She was sitting on the ground and needed a hug and someone to play with, so I sat by her and we hugged and played and kissed each other. I rubbed my fingers through her cute, stiff straw-like course hair. And she rolled over and tumbled like a ball many times, and bit and scratched me.
But personally playing with a year-old panda in China at one of the 2 breeding and research centers was a once-in-a-lifetime experience and a dream come true for me, because I think the giant panda is the number one cutest and most precious animal in the world. And I was so fortunate to get to play with one when I toured with the San Diego Zoo to Wolong, China (now Bifengxia Panda Base since May 23, 2008 when Wolong was destroyed by an earthquake) to see pandas. We even played patty-cakes.
Besides playing with a panda, we were allowed to see Hua Mei, Bai Yun’s first American-born panda at the San Diego Zoo, who was then at Wolong and had just given birth to twins. The twins were 3 weeks old and observing one in the incubator was like looking at a stick of butter, except it was pink. Wrapped in a blanket under a heat lamp in an incubator, the panda nursery looked like a human baby nursery in any hospital. And the nursery was attended just like a human baby intensive care unit in our hospitals. We observed the baby sleeping in an incubator through a huge glass window just like we would in a hospital baby nursery. The room was spic and span, clean and white.
But seeing American born Hua Mei in a corner of her big room-den, sitting up so big black and white, grand and tall looking, and nursing her other twin was just the cutest most rewarding experience of the entire adventure. We had to be silent and non-intrusive so as not to disturb her nursing session, so we peeked through a 6-inch crack in the door. She nursed one at a time and while doing so, the other twin was in the incubator.
Seeing 40 more adult pandas at the breeding and research center couldn’t match that. However, it was a joy to see each adult panda in their own large private open yard and house. One vivid memory from the tour of pandas at Wolong (now Bifengxia) in their own environment was a panda in her house. Through the big glass windows in the house, I could see the panda sitting with her big round black and white head and 2 ears sticking up. It was just too cute.
But I didn’t get to play with just one panda. I got to play with 7 young pandas that were in their play yard on their climbing equipment. They were so busy climbing and tumbling and just doing their thing but they made time for us all. Each panda was ready to pose with us for our photo and even posed one-on-one for our Christmas card. Whatever we wanted, they were ready to perform.
We had to move on, though, because it was time for the 7 young pandas to eat. They were given a milk-looking cereal food specially formulated for them. Each one was given a pan full of it and down they came from the play equipment. One drank the potion and another picked up the pan and dumped the contents on the ground. Two had a little dispute over the food and another sat and ate. I had to remind myself that the precious panda bears’ behavior was like animals as they were animals. They ended their meal with white faces and cereal formula all over them.

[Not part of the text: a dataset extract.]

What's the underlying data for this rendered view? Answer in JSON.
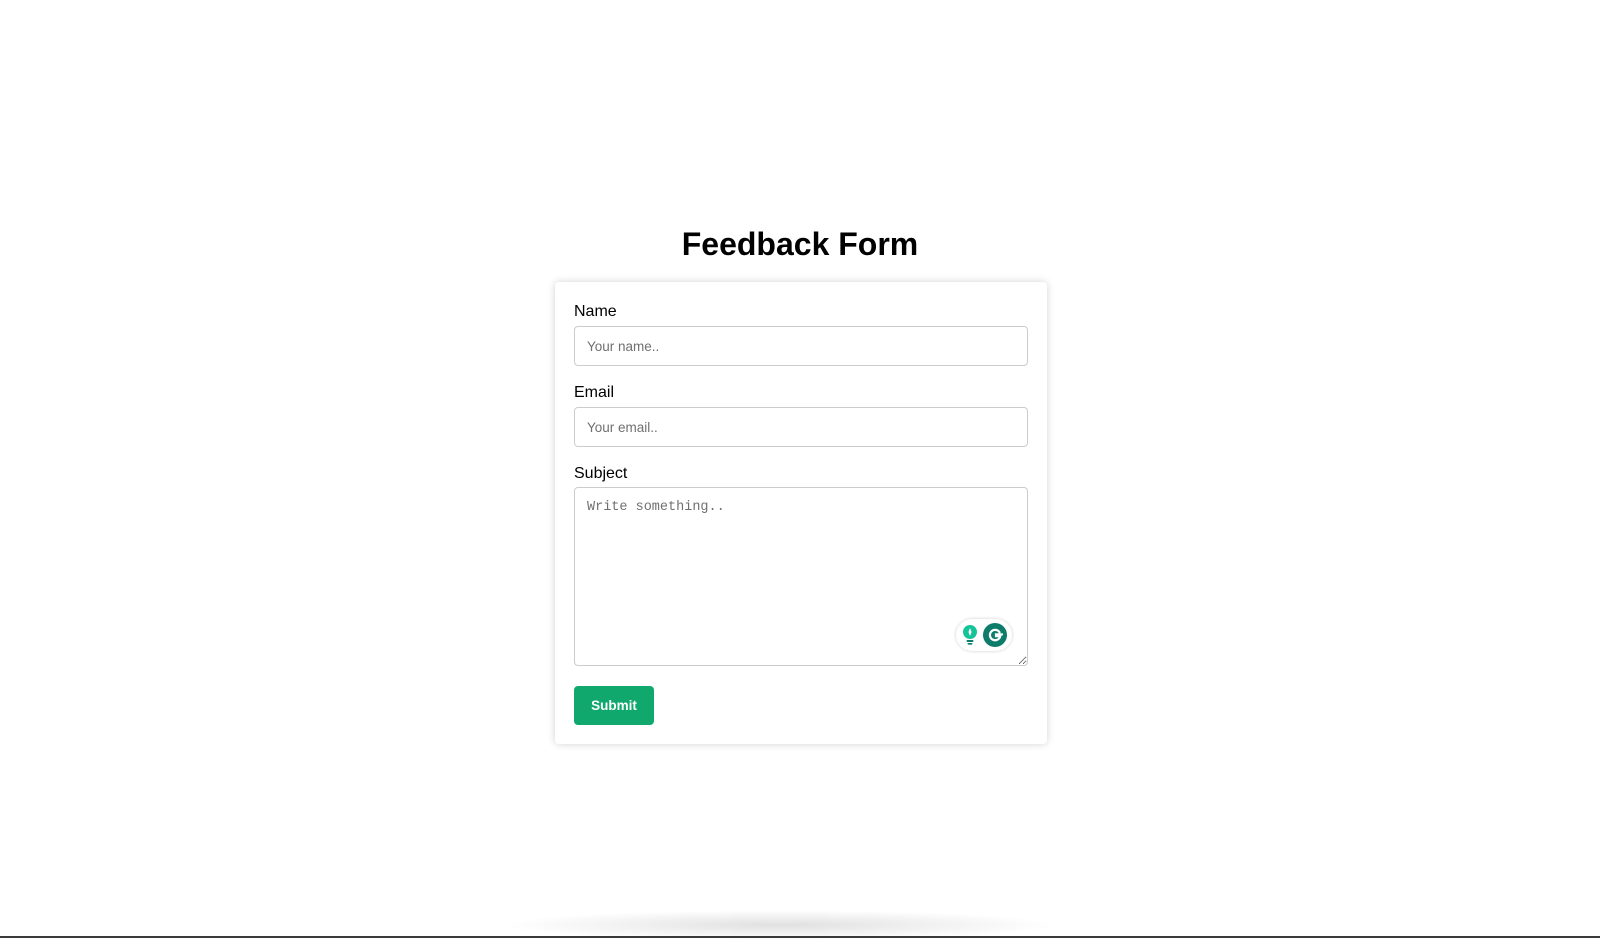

But before this animal adventure was over, there was one more surprise. We were taken to see a Golden Monkey, which is rarer than a panda. I had never seen one. The orange and white monkey was about 3 feet tall and lives only in China. When I saw him, I learned that they did not exist in the Western Hemisphere yet, but efforts were being made to get them there. What a handsome, beautiful monkey he was. Little did we know that more precious pandas were to follow.
And the final surprise was a visit to the Chengdu Giant Panda Breeding and Research Center in China. Besides seeing another 50 pandas in their wide open habitat, we learned about the special foods that are made for the pandas. Custom-made pellets were full of vitamins and nutrition pandas need to be healthy. And infant pandas needed special baby formulas to survive. Cow’s milk was not giving a baby panda nutrition so the special foods were formulated.
But getting to play, hug and kiss a baby panda for 15 minutes in China shall forever remain the pinnacle of my life.